第一章 小学生≠大人 13
十三
「あ、わたしテレビで見ましたよ。今は採点もAIにまかせてしまって、持ち帰り採点は減っているんですよね」
「試験導入している学校があるのは事実です。ただ、まだまだ普及はしていません」
塚の突拍子のない発言にも丁寧に対応する押照に、仁楠は好感を覚えた。
「教頭先生、といっても、具体的に何をするか、なかなかイメージがつかないでしょう。よく、職員室の担任の先生、といった表現がありますが、我が校では、遊軍のようなポジションです」
何でも屋ですよ、と降江はボソリと付け加えた。
「担任の先生が病欠で、さらに副担任も病欠、といったときに、自習監督としてクラスに出向いたり、集会の司会をしたり、というくらいで、空いたポジションのサポート、という具合です。一人は、そうした、余剰人員というか、いざというときに身軽に動ける先生がいると、組織として便利なんですよね。
そういったこともあり、我が校の教頭職は、持ち帰りの仕事をするほどの仕事量は決してないのですが、増真くんたちにまんまとやられてしまいました」
小学生なのにね、頭を抱えた押照だったが、既にその小学生たちの弁論を目の当たりにした仁楠たちは、さもありなんという顔をした。
「あらかじめ古里織先生が出張で不在、隣のクラスの先生が授業をする、と決まっていた日があったんです。増真くんたちは、その日を待っていたんでしょうね。
その先生の子どもも別の小学校の生徒なのですが、どうやって連絡をとったのか、当日、仮病で学校を休ませたんですよね。心配になったその先生も看病でお休み。
そして降江先生に丸一日の授業という役目がまわってきたんです」
ちょっと、待ってくださいね。それはどれくらい前の話ですか? 塚がピンと手を挙げて質問を挟んだ。
「一か月前ですね。彼らの今日のアクションは、よほど前から計画されていたのでしょうね。
小テスト、音読、遠足の行先候補決め。濃密な一日でした。遠足の行先については、その日でなくても良かったと思いますが、クラス委員の増真くんにかかれば、その日の学活の議題を前倒しにすることくらいお手の物です」
見た目だけではなく、中身もしっかり大人なんだな、と仁楠はうなずいた。
「降江先生はもうヘロヘロです。それでも、周りの先生は、終わりきらない採点や学活のまとめについては持ち帰ってやっている。

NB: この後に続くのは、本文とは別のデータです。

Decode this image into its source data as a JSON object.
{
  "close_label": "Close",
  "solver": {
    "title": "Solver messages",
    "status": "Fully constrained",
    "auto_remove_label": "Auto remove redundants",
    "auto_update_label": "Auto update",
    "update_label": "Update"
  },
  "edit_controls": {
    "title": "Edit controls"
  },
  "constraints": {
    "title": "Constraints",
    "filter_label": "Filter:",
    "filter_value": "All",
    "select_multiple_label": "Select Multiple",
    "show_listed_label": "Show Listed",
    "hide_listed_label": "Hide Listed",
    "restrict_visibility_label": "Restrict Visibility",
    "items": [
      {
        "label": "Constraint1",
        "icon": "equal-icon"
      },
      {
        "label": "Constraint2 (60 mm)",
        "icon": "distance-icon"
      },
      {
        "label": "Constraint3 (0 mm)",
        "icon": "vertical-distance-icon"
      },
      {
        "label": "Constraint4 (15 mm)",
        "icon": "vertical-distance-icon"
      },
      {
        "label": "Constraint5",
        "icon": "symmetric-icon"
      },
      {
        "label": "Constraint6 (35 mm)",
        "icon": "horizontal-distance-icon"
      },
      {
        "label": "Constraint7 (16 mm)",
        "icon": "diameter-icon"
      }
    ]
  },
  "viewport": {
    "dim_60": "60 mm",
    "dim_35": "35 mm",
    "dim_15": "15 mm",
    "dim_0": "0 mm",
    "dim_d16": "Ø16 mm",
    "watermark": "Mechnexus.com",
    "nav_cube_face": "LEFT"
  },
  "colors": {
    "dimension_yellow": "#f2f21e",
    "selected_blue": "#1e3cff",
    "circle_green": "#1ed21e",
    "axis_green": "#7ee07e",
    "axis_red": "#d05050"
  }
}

古里織先生に中途半端に引き継ぐのも悪いな、と考えた降江先生は、その日の仕事を持ち帰ることにしました」
それが、それこそが、彼らの目的でした、と押照の口は少しゆがんだ。
「堀音さん、という生徒がいたでしょう。降江先生とは、とても仲がよさそうで。あろうことか、その日、堀音さんは降江さんの家までついていきました」
「ちょっと、話が読めないのですが」
「そこが、わたしたちが警察をはじめどこにも相談ができない原因なんです。
仲の良い先生の家について行った。もちろん降江先生は、初めは断ったと言いましたよ。でもね、結局連れて帰った。
【先生、普段のわたしたちのクラスのこと分からないのに、持ち帰っても分からないでしょう。わたし、手伝うよ】
小学生からの提案、それもとても幼稚な提案だ。それに乗っかるくらいには、降江先生は弱っていた。
でも、一番やってはいけないことだ」
塚はピンときていないようであったが、仁楠と和井得は、降江を哀れんだ。
「女子生徒を自宅に連れ込んだ、っていうだけで、十分学校の評判は落ちますね」
「今どきの小学生は怖すぎますよ」
押照のため息は大きく、長く、五秒は息を吐き続けた。相手は決して、広いグラウンドで遊びたい、などという、無垢なだけの小学生ではなかった。
「でも、それだけなら、罠にはめるのは古里織先生でもよかったんじゃないですか?
教頭をそんな目に合わせるために、とても回りくどいことを」
「古里織先生のことは、いざというときに、不祥事に巻き込みたくなかったんじゃないですか」
和井得は降江のことを鼻で笑った。